Most locations were truly wild and remote, far from civilization and light pollution in the southern hemisphere of Africa in Botswana, Namibia and South Africa. Mighty and eccentric baobabs and surreal quiver trees are featured in this work, titled after constellations named by the ancient Greeks and Romans.

Researchers from the University of Edinburgh have shown that trees grow faster when high levels of cosmic radiation reach the earth's surface, concluding that cosmic radiation impacts tree growth even more than annual temperature or rainfall. Secondly, renowned researcher, Lawrence Edwards, found that tree buds changed shape and size rhythmically, in regular cycles all through winter, directly correlating to the moon and planets. The oak for example, appears to change with Mars, the Beech with Saturn and the Birch with Venus. Curiously, Edwards also found that overhead power lines disrupted this planetary influence.

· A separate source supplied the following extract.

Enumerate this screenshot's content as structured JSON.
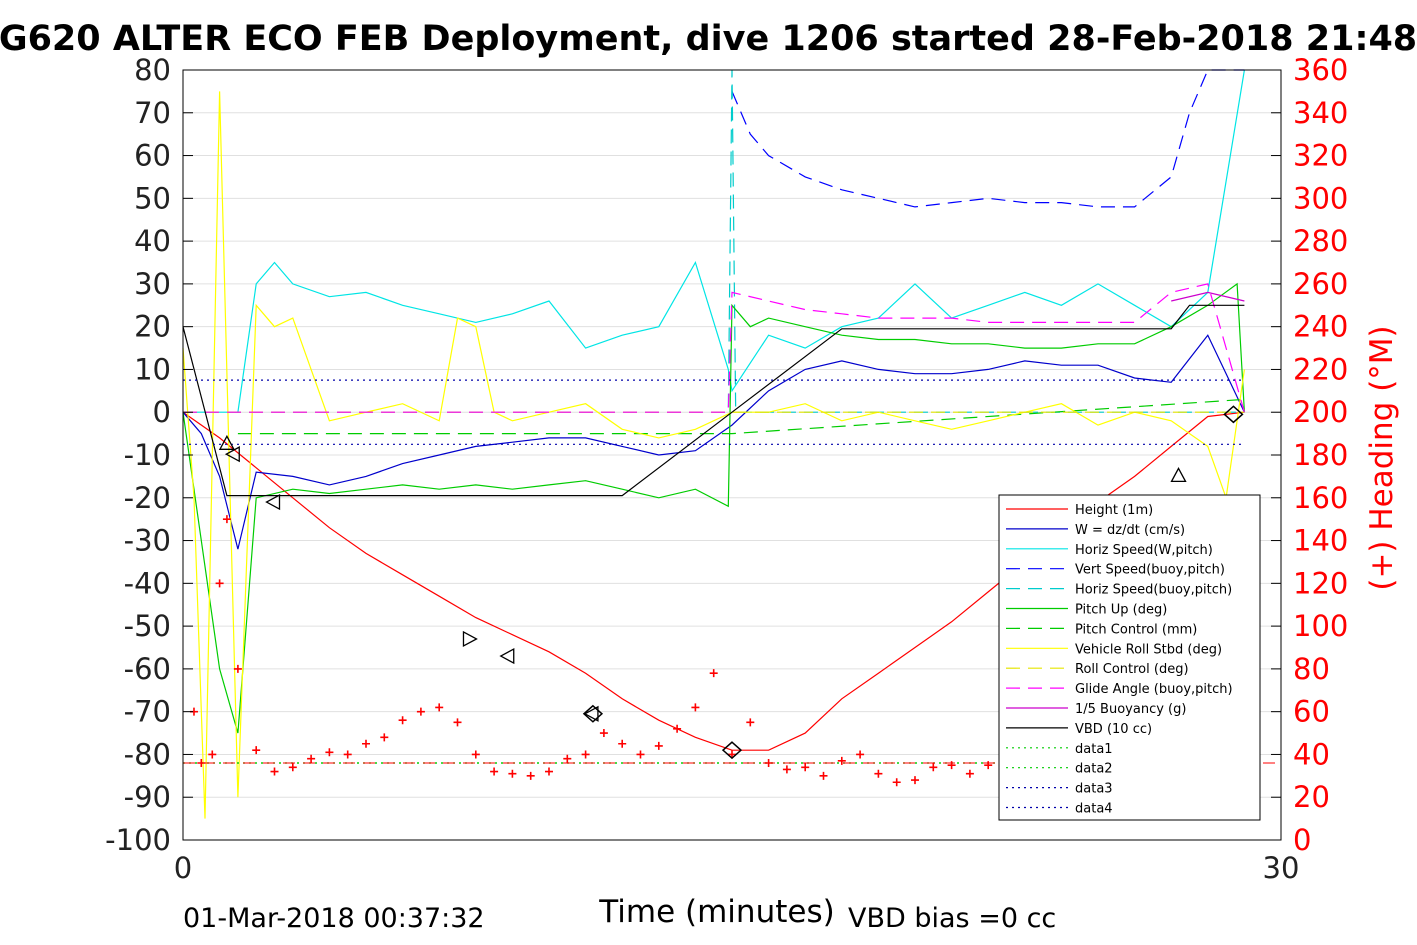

As David Milarch explains in the book, The Man Who Planted Trees, "Trees are solar collectors. Most people equate that with the sun's energy. But the sun is only one star, and there are billions of stars that influence the Earth with their radiation. I believe energies inside the earth are transmuted and transmitted into the cosmos by the trees, so the trees are like antennas, senders and receivers of earth energies and stellar energies."

Technical Notes
The majority of these photographs were created during moonless nights, shot with a wide angle lens and ISO of 3200 - 6400. The Milky Way, a ribbon of stars that stretches from horizon to horizon burns brightly in some of the images. Exposures up to 30 seconds allowed enough light to enter the lens without noticeable star movement. Each location required a lot of experimenting. and different lighting techniques. Sometimes a short burst of diffused light from a flashlight was sufficient, or bounced light from multiple flashlights was used for a softer more natural glow.